JPMorgan’s Q1 Report

As informed by CNBC, JPMorgan’s profit dropped by 42% from a year earlier to $8.28 billion —$2.63 a share. Revenue dropped by 5% from the same quarter last year to $31.59 billion and above the $30.86 billion estimates.

Q1 2022 hedge fund letters, conferences and more

Adjusted earnings were $2.76 a share against a $2.69 estimate, excluding a 13-cent hit related to the war in Ukraine. Upon the release of the earnings report, the bank’s shares dived by 3.2% in premarket trading.

CEO Jamie Dimon said he sees “significant geopolitical and economic challenges ahead due to high inflation, supply chain issues, and the war in Ukraine.”
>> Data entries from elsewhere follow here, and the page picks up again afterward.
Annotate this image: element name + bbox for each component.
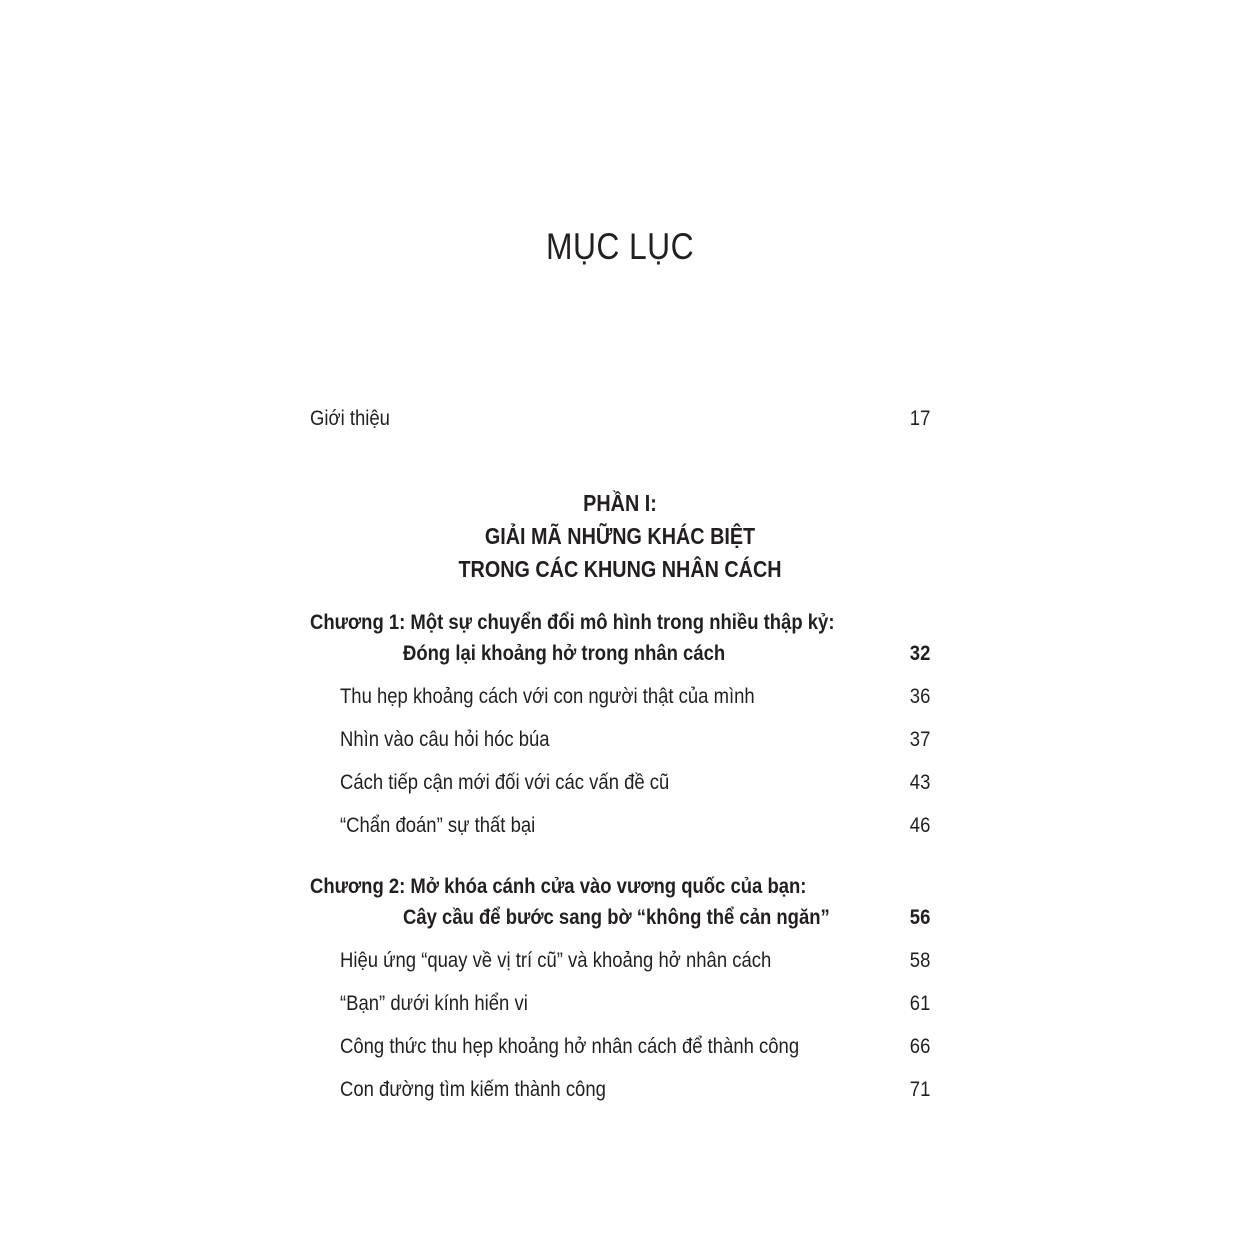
toc-entry[interactable]: [310, 948, 930, 974]
toc-entry-label: Cách tiếp cận mới đối với các vấn đề cũ: [340, 771, 670, 794]
toc-entry[interactable]: [310, 1077, 930, 1103]
toc-entry-label: “Chẩn đoán” sự thất bại: [340, 814, 536, 837]
toc-entry-label: Công thức thu hẹp khoảng hở nhân cách để thành công: [340, 1035, 800, 1058]
toc-entry-label: Giới thiệu: [310, 407, 390, 430]
chapter-heading[interactable]: [310, 874, 930, 900]
toc-entry-intro[interactable]: [310, 406, 930, 432]
chapter-page: 56: [909, 906, 930, 929]
chapter-heading-sub[interactable]: [310, 641, 930, 667]
toc-entry[interactable]: [310, 727, 930, 753]
toc-entry-page: 66: [909, 1035, 930, 1058]
toc-entry-page: 37: [909, 728, 930, 751]
toc-entry[interactable]: [310, 770, 930, 796]
toc-entry-page: 46: [909, 814, 930, 837]
part-heading: [0, 487, 1240, 586]
chapter-heading-sub[interactable]: [310, 905, 930, 931]
part-title-line2: TRONG CÁC KHUNG NHÂN CÁCH: [458, 556, 782, 582]
toc-entry-page: 43: [909, 771, 930, 794]
chapter-heading-line1: Chương 2: Mở khóa cánh cửa vào vương quốc của bạn:: [310, 875, 807, 898]
page-title: MỤC LỤC: [546, 226, 694, 267]
toc-entry-page: 17: [909, 407, 930, 430]
chapter-heading-line1: Chương 1: Một sự chuyển đổi mô hình trong nhiều thập kỷ:: [310, 611, 835, 634]
chapter-heading-line2: Cây cầu để bước sang bờ “không thể cản ngăn”: [403, 906, 830, 929]
toc-entry-label: “Bạn” dưới kính hiển vi: [340, 992, 528, 1015]
toc-entry-page: 58: [909, 949, 930, 972]
toc-entry-label: Thu hẹp khoảng cách với con người thật của mình: [340, 685, 755, 708]
toc-entry-label: Con đường tìm kiếm thành công: [340, 1078, 606, 1101]
toc-entry-page: 61: [909, 992, 930, 1015]
chapter-heading-line2: Đóng lại khoảng hở trong nhân cách: [403, 642, 726, 665]
chapter-page: 32: [909, 642, 930, 665]
part-label: PHẦN I:: [583, 490, 657, 516]
part-title-line1: GIẢI MÃ NHỮNG KHÁC BIỆT: [484, 523, 756, 549]
toc-entry-page: 71: [909, 1078, 930, 1101]
toc-entry[interactable]: [310, 1034, 930, 1060]
chapter-heading[interactable]: [310, 610, 930, 636]
toc-entry-label: Hiệu ứng “quay về vị trí cũ” và khoảng hở nhân cách: [340, 949, 772, 972]
toc-entry[interactable]: [310, 991, 930, 1017]
toc-entry[interactable]: [310, 684, 930, 710]
toc-entry-label: Nhìn vào câu hỏi hóc búa: [340, 728, 550, 751]
toc-entry[interactable]: [310, 813, 930, 839]
toc-entry-page: 36: [909, 685, 930, 708]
His outlook stands in stark contrast to that of a year ago when he expected the economy to gain momentum and expand, as the government released billions of dollars on loan loss reserves to offer lenders partial risk coverage.

JPMorgan said it took a $902 million charge for building credit reserves for anticipated loan losses, compared to a $5.2 billion release a year earlier,” CNBC reports.

An Eventful First Quarter

“Higher probabilities of downside risk” in the U.S. economy prompted Dimon to build up credit reserves, given skyrocketing prices and the effects of Russia’s invasion of its neighbor.

He said, “We remain optimistic on the economy, at least for the short term —consumer and business balance sheets as well as consumer spending remain at healthy levels— but see significant geopolitical and economic challenges ahead due to high inflation, supply chain issues, and the war in Ukraine.”

JPMorgan’s performance is a key indicator of how Wall Street coped with an eventful Q1, as those companies that weathered the storm could exceed expectations since analysts are curving their estimates.

Troy Rohrbaugh, JPMorgan’s global markets chief, said during the March 8 conference: “The markets are extremely treacherous at the moment; there’s a lot of uncertainty. The full ramifications of the current conditions are still uncertain.”